You do need to do anything fancy. Just sandwich the commutator between the wave functions and use the fact that they are eigenstates of the hamiltonian. You will be done in two lines.

11. Sep 16, 2014

### Orodruin

Staff Emeritus
The reason that I am asking is that you seem to want to take time derivatives of the operators and in Schrödinger representation the operators are time-independent while the time-dependence is all in the states, but in Heisenberg representation the states are time-independent while the operators are time-dependent.

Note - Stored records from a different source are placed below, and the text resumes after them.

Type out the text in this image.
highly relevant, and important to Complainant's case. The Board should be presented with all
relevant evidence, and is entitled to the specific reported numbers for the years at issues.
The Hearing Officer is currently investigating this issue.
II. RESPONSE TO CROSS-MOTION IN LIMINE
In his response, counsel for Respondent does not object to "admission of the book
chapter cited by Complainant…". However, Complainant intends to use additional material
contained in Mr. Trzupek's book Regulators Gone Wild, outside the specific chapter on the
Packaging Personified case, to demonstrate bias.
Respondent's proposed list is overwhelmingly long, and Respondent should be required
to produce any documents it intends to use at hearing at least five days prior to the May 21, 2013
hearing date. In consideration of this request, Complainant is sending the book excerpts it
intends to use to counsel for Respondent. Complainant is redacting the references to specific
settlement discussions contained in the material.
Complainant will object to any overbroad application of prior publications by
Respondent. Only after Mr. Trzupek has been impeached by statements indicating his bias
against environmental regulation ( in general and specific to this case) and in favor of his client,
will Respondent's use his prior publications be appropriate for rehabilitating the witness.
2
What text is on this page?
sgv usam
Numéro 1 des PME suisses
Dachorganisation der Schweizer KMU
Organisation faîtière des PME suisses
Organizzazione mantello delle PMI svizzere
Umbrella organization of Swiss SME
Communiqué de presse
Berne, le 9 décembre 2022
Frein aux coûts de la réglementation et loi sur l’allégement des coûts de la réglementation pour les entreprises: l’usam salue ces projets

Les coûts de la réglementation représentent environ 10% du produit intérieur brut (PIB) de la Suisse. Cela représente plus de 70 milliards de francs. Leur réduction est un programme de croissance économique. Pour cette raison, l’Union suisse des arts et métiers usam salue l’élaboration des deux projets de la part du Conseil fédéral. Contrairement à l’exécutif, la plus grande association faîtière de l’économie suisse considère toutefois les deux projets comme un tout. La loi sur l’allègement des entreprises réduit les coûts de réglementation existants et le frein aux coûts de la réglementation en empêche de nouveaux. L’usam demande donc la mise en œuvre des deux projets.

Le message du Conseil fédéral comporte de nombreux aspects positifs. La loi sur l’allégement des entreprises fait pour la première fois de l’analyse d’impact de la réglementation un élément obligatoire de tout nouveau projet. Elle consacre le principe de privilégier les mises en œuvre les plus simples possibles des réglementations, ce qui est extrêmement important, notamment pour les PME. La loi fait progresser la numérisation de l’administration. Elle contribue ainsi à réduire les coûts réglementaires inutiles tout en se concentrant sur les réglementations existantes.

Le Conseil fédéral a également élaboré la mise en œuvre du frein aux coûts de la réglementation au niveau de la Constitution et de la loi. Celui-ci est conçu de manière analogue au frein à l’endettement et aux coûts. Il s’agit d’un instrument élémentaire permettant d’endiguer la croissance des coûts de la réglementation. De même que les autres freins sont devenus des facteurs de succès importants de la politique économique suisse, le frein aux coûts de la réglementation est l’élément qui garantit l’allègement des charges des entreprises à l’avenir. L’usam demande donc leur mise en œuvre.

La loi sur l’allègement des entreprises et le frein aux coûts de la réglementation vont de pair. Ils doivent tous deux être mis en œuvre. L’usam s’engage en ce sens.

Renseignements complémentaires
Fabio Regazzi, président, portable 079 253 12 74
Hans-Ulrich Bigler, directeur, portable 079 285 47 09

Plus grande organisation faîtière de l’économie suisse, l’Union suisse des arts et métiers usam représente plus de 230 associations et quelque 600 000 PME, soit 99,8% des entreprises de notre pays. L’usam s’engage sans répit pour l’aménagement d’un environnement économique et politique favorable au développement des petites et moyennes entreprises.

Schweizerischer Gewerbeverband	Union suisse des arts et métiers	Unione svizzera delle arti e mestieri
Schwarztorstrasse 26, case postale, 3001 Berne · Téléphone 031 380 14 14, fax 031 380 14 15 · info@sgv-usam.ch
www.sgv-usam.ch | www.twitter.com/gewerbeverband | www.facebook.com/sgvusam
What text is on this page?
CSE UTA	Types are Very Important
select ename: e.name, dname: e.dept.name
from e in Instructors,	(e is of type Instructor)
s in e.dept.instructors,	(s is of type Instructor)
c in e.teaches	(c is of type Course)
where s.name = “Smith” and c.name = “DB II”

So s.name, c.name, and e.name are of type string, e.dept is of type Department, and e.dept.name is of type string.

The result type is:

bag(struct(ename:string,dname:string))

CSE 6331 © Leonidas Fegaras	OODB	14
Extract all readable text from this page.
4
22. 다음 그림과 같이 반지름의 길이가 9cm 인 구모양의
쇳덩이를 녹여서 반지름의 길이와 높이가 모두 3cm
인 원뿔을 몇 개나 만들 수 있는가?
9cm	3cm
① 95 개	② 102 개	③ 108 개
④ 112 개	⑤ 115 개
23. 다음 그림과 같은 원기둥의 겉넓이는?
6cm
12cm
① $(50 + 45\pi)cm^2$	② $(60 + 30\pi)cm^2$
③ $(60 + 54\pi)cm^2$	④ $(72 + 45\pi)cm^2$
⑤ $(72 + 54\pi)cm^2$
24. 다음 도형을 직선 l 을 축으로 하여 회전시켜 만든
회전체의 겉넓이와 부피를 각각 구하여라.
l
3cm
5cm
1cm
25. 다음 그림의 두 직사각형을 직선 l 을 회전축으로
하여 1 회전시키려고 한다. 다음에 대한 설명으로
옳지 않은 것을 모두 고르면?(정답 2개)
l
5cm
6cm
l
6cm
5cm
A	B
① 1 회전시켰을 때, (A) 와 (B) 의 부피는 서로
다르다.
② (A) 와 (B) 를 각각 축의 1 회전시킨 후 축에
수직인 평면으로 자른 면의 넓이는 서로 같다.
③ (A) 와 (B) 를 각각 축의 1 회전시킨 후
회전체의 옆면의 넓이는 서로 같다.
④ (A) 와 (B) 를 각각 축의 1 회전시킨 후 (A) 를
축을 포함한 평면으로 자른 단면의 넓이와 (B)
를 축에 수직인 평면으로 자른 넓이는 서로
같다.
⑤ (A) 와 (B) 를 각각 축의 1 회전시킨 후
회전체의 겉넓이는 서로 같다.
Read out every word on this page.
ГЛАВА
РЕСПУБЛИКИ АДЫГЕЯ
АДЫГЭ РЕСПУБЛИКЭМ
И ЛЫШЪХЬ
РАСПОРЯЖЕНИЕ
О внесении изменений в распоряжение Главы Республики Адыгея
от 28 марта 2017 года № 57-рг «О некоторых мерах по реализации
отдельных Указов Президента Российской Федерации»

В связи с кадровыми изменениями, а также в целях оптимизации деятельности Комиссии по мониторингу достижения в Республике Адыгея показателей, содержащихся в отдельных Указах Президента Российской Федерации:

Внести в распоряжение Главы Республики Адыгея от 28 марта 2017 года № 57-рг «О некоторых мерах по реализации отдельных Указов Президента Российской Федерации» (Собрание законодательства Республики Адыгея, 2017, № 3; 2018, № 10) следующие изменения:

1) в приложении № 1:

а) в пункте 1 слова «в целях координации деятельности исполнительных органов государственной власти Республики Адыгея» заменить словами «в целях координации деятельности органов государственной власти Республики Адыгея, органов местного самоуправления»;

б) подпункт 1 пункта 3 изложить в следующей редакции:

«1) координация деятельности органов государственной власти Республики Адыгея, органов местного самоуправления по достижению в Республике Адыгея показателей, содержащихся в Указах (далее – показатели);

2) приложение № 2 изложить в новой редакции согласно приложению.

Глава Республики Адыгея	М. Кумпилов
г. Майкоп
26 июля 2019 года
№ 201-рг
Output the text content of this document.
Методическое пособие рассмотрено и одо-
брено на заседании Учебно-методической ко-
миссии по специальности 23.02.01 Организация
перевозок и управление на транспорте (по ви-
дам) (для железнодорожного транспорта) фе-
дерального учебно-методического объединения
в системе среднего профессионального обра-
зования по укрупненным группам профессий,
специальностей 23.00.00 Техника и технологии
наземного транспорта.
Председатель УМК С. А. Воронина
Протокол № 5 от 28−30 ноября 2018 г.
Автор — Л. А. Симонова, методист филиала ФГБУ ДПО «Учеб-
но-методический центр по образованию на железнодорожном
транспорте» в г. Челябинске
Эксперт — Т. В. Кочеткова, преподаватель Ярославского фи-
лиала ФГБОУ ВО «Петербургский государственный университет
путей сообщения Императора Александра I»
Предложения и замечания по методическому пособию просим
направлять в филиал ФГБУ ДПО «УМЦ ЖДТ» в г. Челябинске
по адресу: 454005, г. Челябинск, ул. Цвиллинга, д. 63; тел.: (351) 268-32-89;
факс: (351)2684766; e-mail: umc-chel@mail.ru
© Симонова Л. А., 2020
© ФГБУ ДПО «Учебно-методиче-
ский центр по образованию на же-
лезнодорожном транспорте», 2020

 nrqed essentially already told you how to do it ... I was trying to lead you to this realisation from your own reasoning.

12. Sep 16, 2014

### andre220

Right, right, that makes sense, I have seen the Heisenberg representation before, but it has been a while. I guess I forgot that in the Schrodinger picture the operators cannot be time-dependent (a major bluff).

13. Sep 16, 2014

### andre220

Okay can someone please check my work, I think I am close, but it is still not quite clicking here is what I have:
$\langle\psi\left|[\hat{A},\hat{H}]\right|\psi\rangle = \langle\psi\left|\hat{A}\hat{H}-\hat{H}\hat{A}\right|\psi\rangle =\langle\psi\left|\hat{A}\hat{H}\right|\psi\rangle-\langle\psi\left|\hat{H}\hat{A}\right|\psi\rangle = \int\psi^*\hat{A}\hat{H}\psi\,dx -\int\psi^*\hat{H}\hat{A}\psi\,dx$.

14. Sep 16, 2014

### Orodruin

Staff Emeritus
Hint: You should never have to go to the integral representation of the expectation values. Use the defining property of the stationary state.

15. Sep 16, 2014

### andre220

Okay so then perhaps this $\langle\psi\left|\hat{A}\hat{H}\right|\psi\rangle - \langle\psi\left|\hat{A}\hat{H}\right|\psi\rangle \implies \langle\psi\left|\hat{A}\hat{H}\right|\psi\rangle - \langle\psi\left|\hat{A}\hat{H}\right|\psi\rangle = 0$ because $\langle\psi\left|\hat{A}\hat{H}\right|\psi\rangle$ and $\langle\psi\left|\hat{H}\hat{A}\right|\psi\rangle$ produce the same eigenvalue of the state $|\psi\rangle$ namely, $E_i$.

16. Sep 16, 2014

### Orodruin

Staff Emeritus
Almost there, I would like to see some intermediate steps to be sure you got it for the right reasons. Note that $E$ is not an eigenvalue of the commutator but it does hold that $AH|\psi\rangle = AE |\psi\rangle = EA |\psi\rangle$, since $E$ is just a number which commutes with anything. Can you fill in the steps for the expectation value of $AH$ and for that of the other term?

17. Sep 16, 2014

### andre220

Ok, slowly getting there, $\langle[A,H]\rangle = \langle\psi|AH|\psi\rangle-\langle\psi|HA|\psi\rangle =\langle E_i|AH|E_i\rangle-\langle E_i|HA|E_i\rangle = E_i\langle E_i|A|E_i\rangle-E_i\langle E_i|A|E_i\rangle =0$.

18. Sep 16, 2014

### nrqed

Right.
And the key point is to understand why we may say $\langle \psi_i | H = \langle \psi_i | E_i$. If this is clear to you then you understand completely the solution.

19. Sep 16, 2014

### andre220

Yes this makes sense now. And for part two, I won't go through the whole thing on here, but the main thing I want to clear up is that for the given virial operator I use that to prove the Ehrenfest (virial theorem), correct?

20. Sep 16, 2014

### andre220

Thank you all for helping me understand all of this by the way.